If $(\theta^1,\ldots, \theta^n)$ is the corresponding coframe, then $$dV_g = \theta^1 \wedge \cdots \wedge \theta^n.$$We can write $X = \sum_{i=1}^n \theta^i(X) E_i$, and we also know that $\theta^i(X) = \langle X,E_i\rangle$, by orthonormality. On one hand, it is easy (?) to check that $${\rm tr}(\nabla X) = \sum_{i=1}^n \langle \nabla_{E_i}X,E_i\rangle,$$so let's compute the other expression.

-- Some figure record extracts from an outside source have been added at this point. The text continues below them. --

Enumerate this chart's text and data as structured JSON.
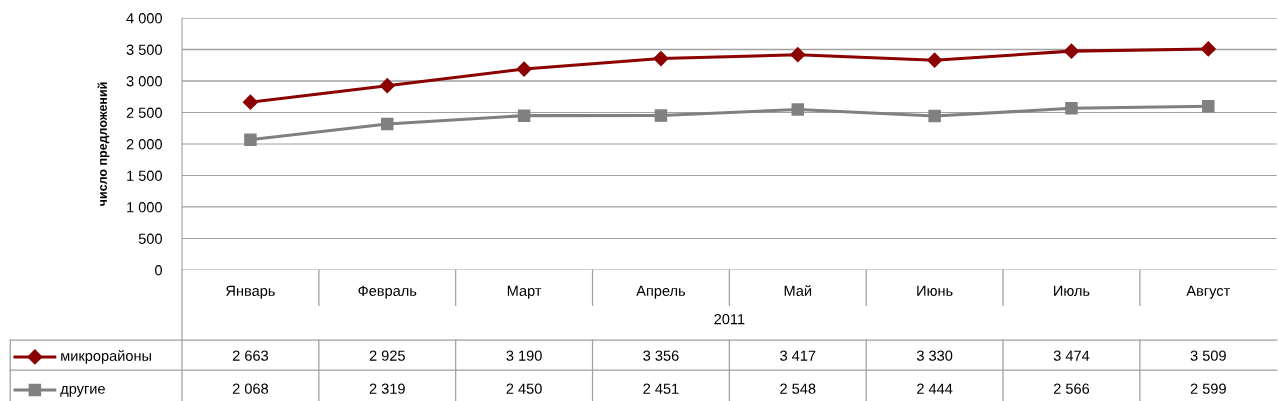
{
  "chart_data": {
    "type": "line",
    "ylabel": "число предложений",
    "xlabel": "2011",
    "categories": [
      "Январь",
      "Февраль",
      "Март",
      "Апрель",
      "Май",
      "Июнь",
      "Июль",
      "Август"
    ],
    "series": [
      {
        "name": "микрорайоны",
        "color": "#8b0000",
        "marker": "diamond",
        "values": [
          2663,
          2925,
          3190,
          3356,
          3417,
          3330,
          3474,
          3509
        ]
      },
      {
        "name": "другие",
        "color": "#808080",
        "marker": "square",
        "values": [
          2068,
          2319,
          2450,
          2451,
          2548,
          2444,
          2566,
          2599
        ]
      }
    ],
    "ylim": [
      0,
      4000
    ],
    "yticks": [
      {
        "value": 0,
        "label": "0"
      },
      {
        "value": 500,
        "label": "500"
      },
      {
        "value": 1000,
        "label": "1 000"
      },
      {
        "value": 1500,
        "label": "1 500"
      },
      {
        "value": 2000,
        "label": "2 000"
      },
      {
        "value": 2500,
        "label": "2 500"
      },
      {
        "value": 3000,
        "label": "3 000"
      },
      {
        "value": 3500,
        "label": "3 500"
      },
      {
        "value": 4000,
        "label": "4 000"
      }
    ],
    "grid": "y",
    "data_labels": true,
    "legend": "bottom left",
    "line_style": "solid"
  }
}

We start computing the interior derivative $$\begin{align}\iota_X(dV_g) &= \iota_X(\theta^1 \wedge \cdots \wedge \theta^n) \\ &= \sum_{i=1}^n (-1)^{i-1} \theta^1 \wedge \cdots \wedge \iota_X(\theta^i)\wedge \cdots \wedge \theta^n \\ &= \sum_{i=1}^n (-1)^{i-1} \theta^i(X) \;\theta^1\wedge \cdots \wedge\widehat{\theta^i} \wedge \cdots \wedge \theta^n, \end{align}$$where the hat denotes omission. Then we compute the exterior derivative of that: $$\begin{align} d(\iota_X(dV_g)) &= \sum_{j=1}^n \sum_{i=1}^n (-1)^{i-1} E_j(\theta^i(X)) \; \theta^j \wedge \theta^1\wedge \cdots \wedge\widehat{\theta^i} \wedge \cdots \wedge \theta^n \\ &= \sum_{i=1}^n (-1)^{i-1} E_i(\theta^i(X)) \;\theta^i\wedge \theta^1\wedge \cdots \wedge\widehat{\theta^i} \wedge \cdots \wedge \theta^n \\ &= \sum_{i=1}^n E_i(\theta^i(X)) \;\theta^1\wedge \cdots \wedge \theta^n \\ &= \left(\sum_{i=1}^n E_i(\theta^i(X))\right) \theta^1\wedge \cdots \wedge \theta^n \\ &= \left(\sum_{i=1}^n E_i(\theta^i(X))\right) dV_g.\end{align}$$The result follows since at $p$ we have $$(E_i)_p(\theta^i(X)) = \langle (\nabla_{E_i}X)_p,(E_i)_p\rangle + \langle X, (\nabla_{E_i}E_i)_p\rangle =\langle (\nabla_{E_i}X)_p,(E_i)_p\rangle. $$The result is also true for pseudo-Riemannian manifolds, with a slight adaptation of the calculations done above.